Neither Nokleby nor Premier Caroline Cochrane made themselves available for an interview on Wednesday, but they sent CBC News a joint statement.
"There is a process for discussing and debating non-confidence motions in the House and cabinet respects that process," they said.
"It wouldn't be appropriate for the government to comment on the proposed motion until members have had the opportunity to more fully explain their reasons for bringing it forward as part of the debate on it in the Legislative Assembly.
"We'll be able to respond in the House as part of that process."
The motion will go to a vote of all members, prior to which MLAs will be given an opportunity to explain the reasoning for their vote. It's set to be debated and voted on Friday.

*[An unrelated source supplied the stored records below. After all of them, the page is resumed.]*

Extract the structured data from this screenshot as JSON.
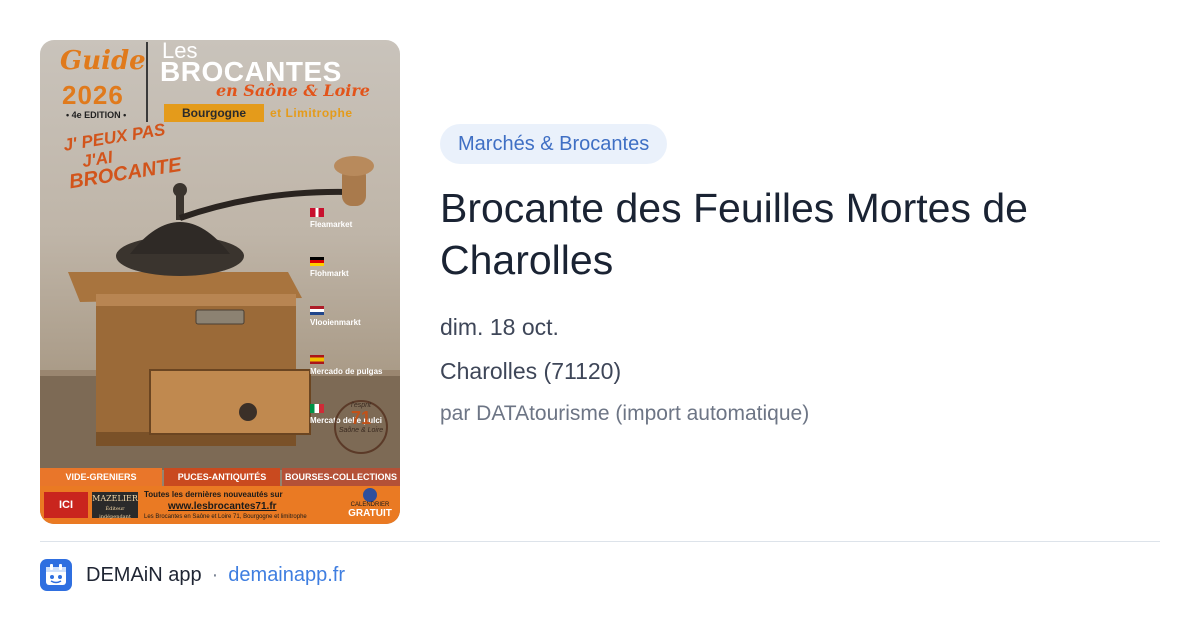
{
  "poster": {
    "guide": "Guide",
    "year": "2026",
    "edition": "• 4e EDITION •",
    "les": "Les",
    "brocantes": "BROCANTES",
    "region": "en Saône & Loire",
    "bourgogne": "Bourgogne",
    "limitrophe": "et Limitrophe",
    "slogan": [
      "J' PEUX PAS",
      "J'AI",
      "BROCANTE"
    ],
    "languages": [
      "Fleamarket",
      "Flohmarkt",
      "Vlooienmarkt",
      "Mercado de pulgas",
      "Mercato delle pulci"
    ],
    "esprit_top": "l'esprit",
    "esprit_num": "71",
    "esprit_bottom": "Saône & Loire",
    "categories": [
      "VIDE-GRENIERS",
      "PUCES-ANTIQUITÉS",
      "BOURSES-COLLECTIONS"
    ],
    "ici": "ICI",
    "mazelier": "MAZELIER",
    "mazelier_sub": "Éditeur indépendant",
    "news": "Toutes les dernières nouveautés sur",
    "url": "www.lesbrocantes71.fr",
    "facebook": "Les Brocantes en Saône et Loire 71, Bourgogne et limitrophe",
    "calendar_label": "CALENDRIER",
    "calendar_free": "GRATUIT"
  },
  "event": {
    "category": "Marchés & Brocantes",
    "title": "Brocante des Feuilles Mortes de Charolles",
    "date": "dim. 18 oct.",
    "location": "Charolles (71120)",
    "source": "par DATAtourisme (import automatique)"
  },
  "footer": {
    "app_name": "DEMAiN app",
    "separator": "·",
    "url": "demainapp.fr"
  },
  "colors": {
    "tag_bg": "#eaf1fb",
    "tag_text": "#3f6fc4",
    "title": "#1a2333",
    "link": "#3f7ee0",
    "poster_orange": "#ea7a23"
  }
}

Historically, the cabinet has voted in solidarity against confidence motions, meaning the opposition of three or more regular MLAs is enough to sink the motion.
Ministers rarely ousted in N.W.T.
The Legislative Assembly is no stranger to confidence motions, but they have become more common in recent years.
In 2018, Glen Abernethy, then Health minister, and Wally Schumann, as Infrastructure minister, survived motions from MLAs Kieron Testart and Shane Thompson, now minister of Environment and Natural Resources, to oust them from cabinet.
One year prior, Louis Sebert, then Justice minister, himself survived a confidence motion.
A confidence motion against then-premier Floyd Roland and his entire cabinet in 2009 also failed in a narrow vote. Two non-confidence motions in 2001, against then-premier Stephen Kakfwi and again against his entire cabinet, likewise failed to pass.
Confidence motions have succeeded only twice in recent history. A motion to remove then-Sahtu MLA Norman Yakeleya, now Dene National Chief, did succeed after he was stripped of his portfolios while facing charges of sexual assault. He was ultimately found not guilty and continued to serve as a regular MLA.
In 2004, then-MLA Henry Zoe also lost a non-confidence vote after being overheard making disparaging comments about Newfoundlanders while drinking at Yellowknife's local Legion.
In Nunavut, which also has a consensus government, then premier Paul Quassa was ousted after a 2018 non-confidence vote and replaced by Arviat South MLA Joe Savikataaq.